Curt Schilling says having to sell bloody sock is part of ‘having to pay for your mistakes’
PROVIDENCE, R.I. (AP) — Former Boston Red Sox pitcher Curt Schilling told a Boston radio station on Thursday that possibly having to sell the famed blood-stained sock he wore on the team’s way to the 2004 World Series championship is part of ‘‘having to pay for your mistakes.’’
He told WEEI that ‘‘I put myself out there’’ in personally guaranteeing loans to his failed video game firm, 38 Studios, and is seeking what he called an amicable solution with the bank.
‘‘I’m obligated to try and make amends and, unfortunately, this is one of the byproducts of that,’’ he told the station.
The sock is on display at the National Baseball Hall of Fame and Museum in Cooperstown, N.Y. Schilling also mentioned in the interview that he may also have to consider selling his world series rings.

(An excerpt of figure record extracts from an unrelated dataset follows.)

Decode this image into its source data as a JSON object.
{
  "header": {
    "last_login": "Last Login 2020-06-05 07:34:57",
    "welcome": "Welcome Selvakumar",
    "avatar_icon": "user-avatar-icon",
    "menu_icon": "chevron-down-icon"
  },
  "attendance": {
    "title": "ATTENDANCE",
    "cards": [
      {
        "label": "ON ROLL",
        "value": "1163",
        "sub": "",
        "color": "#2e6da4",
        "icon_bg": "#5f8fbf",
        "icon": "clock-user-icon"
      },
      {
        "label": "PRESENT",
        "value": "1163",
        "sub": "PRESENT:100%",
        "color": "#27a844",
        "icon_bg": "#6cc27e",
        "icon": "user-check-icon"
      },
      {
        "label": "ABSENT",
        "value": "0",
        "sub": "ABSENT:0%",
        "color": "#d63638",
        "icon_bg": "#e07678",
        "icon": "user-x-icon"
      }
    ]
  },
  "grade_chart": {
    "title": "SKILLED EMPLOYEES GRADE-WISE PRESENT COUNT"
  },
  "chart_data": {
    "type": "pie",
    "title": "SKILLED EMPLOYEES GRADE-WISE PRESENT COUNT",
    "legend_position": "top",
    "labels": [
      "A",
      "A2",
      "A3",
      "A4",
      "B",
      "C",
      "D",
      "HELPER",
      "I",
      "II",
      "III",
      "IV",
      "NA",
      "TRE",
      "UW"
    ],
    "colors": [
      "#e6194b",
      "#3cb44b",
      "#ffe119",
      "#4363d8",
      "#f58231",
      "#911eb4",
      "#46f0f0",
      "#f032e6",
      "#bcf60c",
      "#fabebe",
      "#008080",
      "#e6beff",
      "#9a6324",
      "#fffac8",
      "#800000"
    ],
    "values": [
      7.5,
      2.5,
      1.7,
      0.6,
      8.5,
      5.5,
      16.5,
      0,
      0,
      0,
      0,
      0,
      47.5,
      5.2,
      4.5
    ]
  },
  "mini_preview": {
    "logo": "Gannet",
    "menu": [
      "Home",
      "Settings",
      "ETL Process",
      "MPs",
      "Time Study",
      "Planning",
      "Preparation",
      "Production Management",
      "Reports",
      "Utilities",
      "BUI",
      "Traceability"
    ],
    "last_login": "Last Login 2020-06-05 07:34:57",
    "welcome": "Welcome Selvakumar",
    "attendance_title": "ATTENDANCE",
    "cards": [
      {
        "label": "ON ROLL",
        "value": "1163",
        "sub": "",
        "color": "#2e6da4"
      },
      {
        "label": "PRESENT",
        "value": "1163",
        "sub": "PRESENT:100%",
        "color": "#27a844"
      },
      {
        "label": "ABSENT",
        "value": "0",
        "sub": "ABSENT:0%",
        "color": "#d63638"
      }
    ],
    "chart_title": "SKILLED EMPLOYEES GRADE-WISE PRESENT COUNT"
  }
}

Hall of Fame spokesman Brad Horn declined to say whether Schilling has asked for the sock, on loan since 2005, to be returned.
Richie Russek, owner of the Westhampton, N.Y.-based Grey Flannel Auctions, who is featured on The Discovery Channel series ‘‘All Star Dealers,’’ estimated the bloody sock could sell for $50,000 to $100,000, but stressed there is nothing comparable that has ever been auctioned off.